TMT rally gives big boost to market sentiment

With 19 of yesterday's top 20 best performers in the FTSE 100 fully paid up members of the TMT club and most of the top performers…

With 19 of yesterday's top 20 best performers in the FTSE 100 fully paid up members of the TMT club and most of the top performers in the more junior FTSE indices from the same areas, it was clear that there was a substantial shift in sentiment in London's equity market yesterday.

The real upside thrust behind the performance of the FTSE 100, however, came from Vodafone AirTouch, the London market's biggest company, whose shares accelerated yesterday, racing up almost 9 per cent and accounting for well over half the eventual rise in the FTSE 100. The latest upsurge in Vodafone shares reflected the prospects of a bumper price for Orange, the mobile phones group it inherited with its takeover of Mannesmann.

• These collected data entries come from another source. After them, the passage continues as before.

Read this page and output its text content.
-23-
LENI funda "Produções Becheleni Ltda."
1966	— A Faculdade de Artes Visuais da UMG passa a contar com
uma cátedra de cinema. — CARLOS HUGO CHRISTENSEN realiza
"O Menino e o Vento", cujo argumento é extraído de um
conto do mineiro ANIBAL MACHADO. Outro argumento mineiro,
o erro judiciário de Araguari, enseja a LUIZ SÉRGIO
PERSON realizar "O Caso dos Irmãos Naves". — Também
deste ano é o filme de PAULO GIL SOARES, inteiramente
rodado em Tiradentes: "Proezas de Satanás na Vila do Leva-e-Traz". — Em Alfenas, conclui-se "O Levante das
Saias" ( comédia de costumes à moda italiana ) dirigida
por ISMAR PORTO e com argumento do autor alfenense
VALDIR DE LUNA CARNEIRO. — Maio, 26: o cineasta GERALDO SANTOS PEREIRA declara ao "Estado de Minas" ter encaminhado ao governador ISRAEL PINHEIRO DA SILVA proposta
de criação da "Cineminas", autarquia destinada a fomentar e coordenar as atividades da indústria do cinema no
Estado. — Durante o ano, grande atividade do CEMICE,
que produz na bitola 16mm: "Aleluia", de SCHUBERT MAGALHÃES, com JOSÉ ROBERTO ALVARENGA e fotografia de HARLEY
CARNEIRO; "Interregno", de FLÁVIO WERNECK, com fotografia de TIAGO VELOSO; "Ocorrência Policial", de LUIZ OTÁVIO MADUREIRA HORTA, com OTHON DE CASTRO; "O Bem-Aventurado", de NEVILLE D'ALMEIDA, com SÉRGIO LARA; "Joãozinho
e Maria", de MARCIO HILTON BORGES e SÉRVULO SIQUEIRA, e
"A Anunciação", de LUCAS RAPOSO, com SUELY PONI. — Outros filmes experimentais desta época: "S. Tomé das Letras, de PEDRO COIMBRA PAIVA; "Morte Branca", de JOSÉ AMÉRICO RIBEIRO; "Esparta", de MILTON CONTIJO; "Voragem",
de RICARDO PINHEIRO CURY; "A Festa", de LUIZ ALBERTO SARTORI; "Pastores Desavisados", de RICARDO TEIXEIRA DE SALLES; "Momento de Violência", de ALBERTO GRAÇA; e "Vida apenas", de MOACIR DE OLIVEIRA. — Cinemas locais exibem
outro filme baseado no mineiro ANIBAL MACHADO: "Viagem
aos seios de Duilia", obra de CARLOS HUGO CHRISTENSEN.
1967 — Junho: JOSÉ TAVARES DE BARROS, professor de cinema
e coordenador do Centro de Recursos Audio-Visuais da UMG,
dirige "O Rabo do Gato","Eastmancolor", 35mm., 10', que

The FTSE 100 made progress for the third consecutive session, eventually closing a net 112.5 higher at 6,231.1, only a fraction off the day's best, as the market celebrated a sparkling performance by US markets overnight and some much-needed news in the high tech arena.

And there were equally impressive performances from the rest of the London market's indices, all of which have been hammered in recent weeks as the TMT stocks have fallen away for a variety of reasons.

READ MORE

The FTSE 250 index moved up 62.1 to 6,153.8, while the FTSE SmallCap index rose 13.0 to 3,157.9 and the recently battered Techmark 100, which had been crushed by the sudden shift in sentiment since its March 6th high, put on 133.8 to 2,998.11.

The all-encompassing FTSE All-Share index moved up 48.46 to 2,961.20.

Dealers said there was a much better feel to the London market after its recent traumas. Turnover improved and sentiment was much better, they said, with a couple of takeover bids in the smallcap areas of the market helping to boost morale around the trading desks. The Footsie's move through a couple of crucial levels, 6,140 and 6,200, was also seen as adding to the increasingly bullish feeling.

And there were no worrying economic developments to unsettle the markets, either in Europe or the US.

The Confederation of British Industry's latest Monthly Survey of Industrial Trends, although highlighting rising domestic orders for manufactured goods still pointed to falling export orders, although there was no big market impact.

Turnover in equities crept up to 1.67 billion shares, a figure given a substantial lift by further big activity in Vodafone AirTouch, where turnover reached 290 million shares, over 17 per cent of the total.